Inception Labs’ Mercury 2 AI Is Fast — and It Beats Google’s DiffusionGemma at Its Own Game

Inception Labs just dropped Mercury 2, and the speed numbers are wild: roughly 1,000 tokens per second. For comparison, Claude Haiku 4.5 Reasoning does about 89, and GPT-5 Mini manages around 71.

Google’s DiffusionGemma hits similar speeds using the same basic approach — ditching word-by-word generation for parallel denoising, the same technique behind image generators like Stable Diffusion. But Mercury 2 pulls ahead on quality.

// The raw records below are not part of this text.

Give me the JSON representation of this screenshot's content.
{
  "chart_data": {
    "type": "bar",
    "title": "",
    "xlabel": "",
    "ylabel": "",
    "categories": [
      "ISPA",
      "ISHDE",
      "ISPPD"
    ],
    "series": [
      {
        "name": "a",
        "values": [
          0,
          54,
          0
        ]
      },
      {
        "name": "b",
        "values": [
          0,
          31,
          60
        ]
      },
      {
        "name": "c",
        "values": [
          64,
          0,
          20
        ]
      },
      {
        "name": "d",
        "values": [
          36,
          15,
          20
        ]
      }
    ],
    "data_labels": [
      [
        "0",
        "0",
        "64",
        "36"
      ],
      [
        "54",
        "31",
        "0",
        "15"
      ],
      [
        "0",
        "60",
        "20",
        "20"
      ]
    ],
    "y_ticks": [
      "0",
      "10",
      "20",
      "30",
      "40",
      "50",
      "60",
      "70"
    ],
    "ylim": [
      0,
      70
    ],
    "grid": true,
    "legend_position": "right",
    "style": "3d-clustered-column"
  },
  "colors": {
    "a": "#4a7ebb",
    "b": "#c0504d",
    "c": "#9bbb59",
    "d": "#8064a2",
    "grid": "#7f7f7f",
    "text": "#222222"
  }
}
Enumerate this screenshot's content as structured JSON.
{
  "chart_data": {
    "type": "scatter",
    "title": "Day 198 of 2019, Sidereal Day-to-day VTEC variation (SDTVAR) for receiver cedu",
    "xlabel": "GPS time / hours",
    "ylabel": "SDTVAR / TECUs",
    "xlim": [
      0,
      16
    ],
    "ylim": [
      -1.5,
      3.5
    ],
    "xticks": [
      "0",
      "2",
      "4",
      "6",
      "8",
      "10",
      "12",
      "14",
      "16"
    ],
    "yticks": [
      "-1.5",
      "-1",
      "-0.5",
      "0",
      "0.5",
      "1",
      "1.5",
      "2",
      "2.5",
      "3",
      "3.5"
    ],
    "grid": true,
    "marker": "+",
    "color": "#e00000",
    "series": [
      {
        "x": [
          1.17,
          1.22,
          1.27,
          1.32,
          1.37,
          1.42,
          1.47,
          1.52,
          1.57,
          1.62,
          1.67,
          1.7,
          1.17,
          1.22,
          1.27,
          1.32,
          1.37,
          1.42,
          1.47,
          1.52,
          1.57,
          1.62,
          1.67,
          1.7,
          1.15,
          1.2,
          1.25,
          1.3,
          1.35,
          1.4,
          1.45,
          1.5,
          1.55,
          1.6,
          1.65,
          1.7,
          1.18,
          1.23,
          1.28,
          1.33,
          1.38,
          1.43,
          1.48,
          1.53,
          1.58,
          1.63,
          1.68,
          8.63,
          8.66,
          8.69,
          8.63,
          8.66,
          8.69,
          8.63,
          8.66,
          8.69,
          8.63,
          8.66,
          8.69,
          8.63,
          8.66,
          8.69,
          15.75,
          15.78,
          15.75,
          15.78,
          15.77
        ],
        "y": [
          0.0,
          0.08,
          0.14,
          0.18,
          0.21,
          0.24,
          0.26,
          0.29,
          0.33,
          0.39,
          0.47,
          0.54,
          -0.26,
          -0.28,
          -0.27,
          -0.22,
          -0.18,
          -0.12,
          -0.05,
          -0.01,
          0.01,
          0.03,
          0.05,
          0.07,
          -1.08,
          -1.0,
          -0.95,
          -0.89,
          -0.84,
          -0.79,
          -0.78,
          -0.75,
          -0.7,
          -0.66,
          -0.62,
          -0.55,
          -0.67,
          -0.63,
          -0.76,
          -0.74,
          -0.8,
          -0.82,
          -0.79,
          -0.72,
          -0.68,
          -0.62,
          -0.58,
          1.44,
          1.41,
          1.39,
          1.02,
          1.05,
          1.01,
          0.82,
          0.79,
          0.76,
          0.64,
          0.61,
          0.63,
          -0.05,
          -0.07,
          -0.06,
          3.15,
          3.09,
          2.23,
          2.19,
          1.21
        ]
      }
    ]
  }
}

On the AIME 2026 math benchmark, Mercury 2 scored 90%. DiffusionGemma managed 69.1%. Even Google’s own standard Gemma 4 beat DiffusionGemma at 88.3% — which is why Google recommends the standard version for quality-sensitive applications.

The real-world impact shows up in coding tools. Augment Code swapped Mercury 2 in for Claude Opus 4.7 on a context-compaction subagent and saw latency drop 82% with a 90% cost cut, while keeping the same output quality.

Mercury 2 isn’t open weights — it’s a paid API. DiffusionGemma is free on Hugging Face. But if you need speed and quality together, Inception’s model is currently in a class of its own among diffusion LLMs.